In other cases, too. Now we learn about the many complaints of people seeking and not receiving medical attention at Memorial Medical Center, complaints reflecting its likely violations of its legal obligations under its lease with the city, complaints ignored for years by the members of City Council. Councilor Bencomo implied (Bulletin, 6 Sep) that the members of City Council are too small, too weak, too fearful to deal with serious problems. Asked why these complaints are only now being addressed,
Bencomo said that the government had taken a “disempowered approach” to MMC. “Truthfully, at one point it used to feel like, ‘what could city council really do about our very broken for-profit healthcare system?’ It all felt too big, and I thought that's what this conversation was about. But by disempowering our governing body, we disempowered our community, and we disempowered patients’ voices,” Bencomo said.
Note her admission “It all felt too big.” View her talk about “our very broken for-profit healthcare system” as a ploy to use a general problem to distract from a specific problem and a play for sympathy. Interpret “disempowered approach” to mean a cowardly, problem-dodging approach. Conclude that members of City Council do not think about the legal implications of issues which come before them.
The City government’s disregard of the law is one thing; its active violation of the law is another. I have blogged that many, deliberate, and costly violations of the Inspection of Public Records Act had the support of the Law Office. The City claims to process 1800 IPRA requests a year without complaint. Because I doubt that my complaint was unique, I suspect that the City Clerk has violated IPRA in processing other complaints—violations unknown to or unchallenged by requesters.
I have also sketched out some violations not only of City Council’s ordinance creating the Public Safety Select Committee (now apparently inactive), but also of its multiple violations of the Open Meetings Act. If, after I complete my review of the documents released under my IPRA request, I discover other violations, I shall report them and address the issues raised by City Council’s multi-year violation of the public’s right to know how the City’s government frequently operates in defiance of law.

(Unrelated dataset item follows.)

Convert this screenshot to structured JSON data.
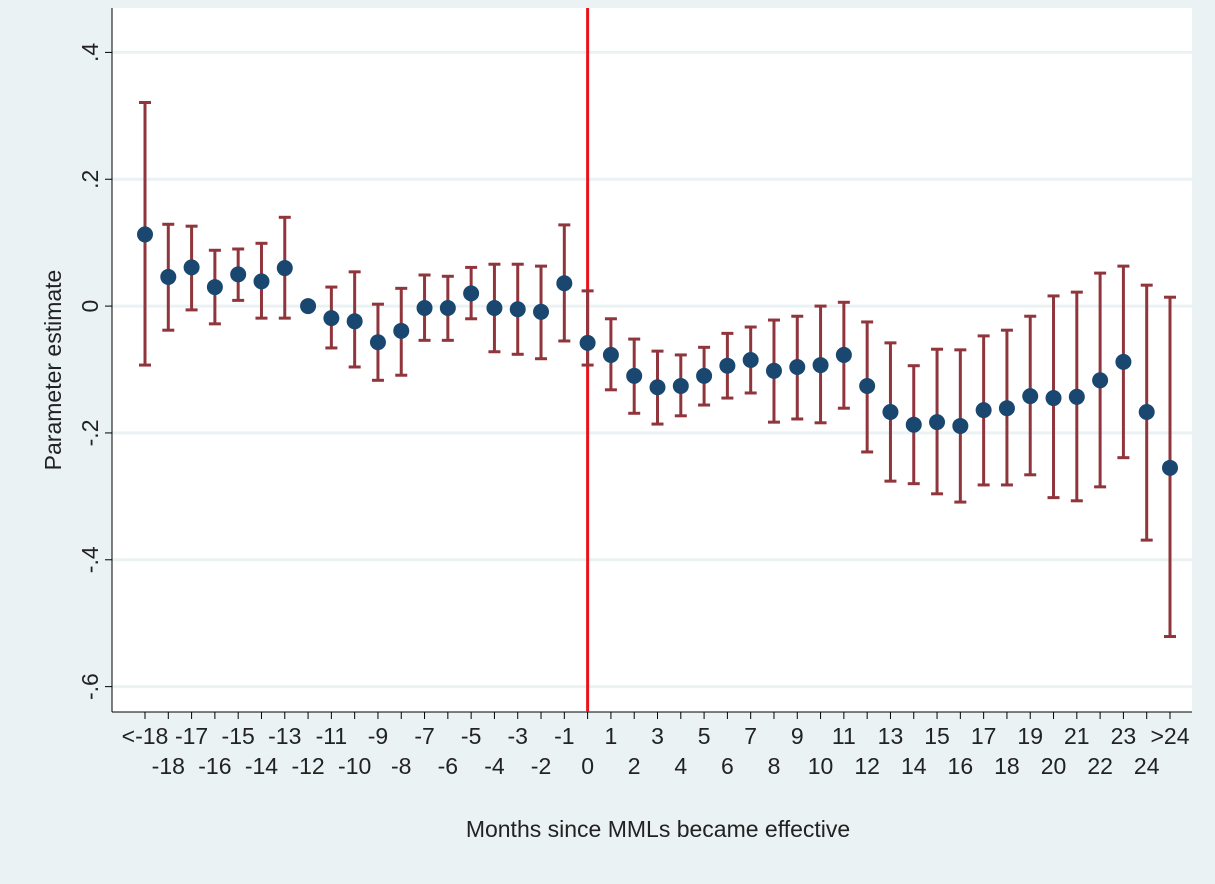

Meanwhile, because City Council might have met in secret sessions and reached decisions by rolling quorums, the New Mexico Attorney General is investigating whether it violated OMA in the process of hiring the current City Manager.
At this point, it is fair to infer that City Council, at least in the past half dozen years or so, has operated in disregard of the law or in defiance of the rule of law when it suits its convenience. It prefers secrecy, even if it involves law-breaking, to avoid the discomfort of addressing problems in public which might risk demonstrating its timidity, its weakness, and its incompetence. If the City’s elected officials and its ranking officers have no respect for the law which governs the City and its citizens, I think that they deserve no respect in corrupting the rule of law.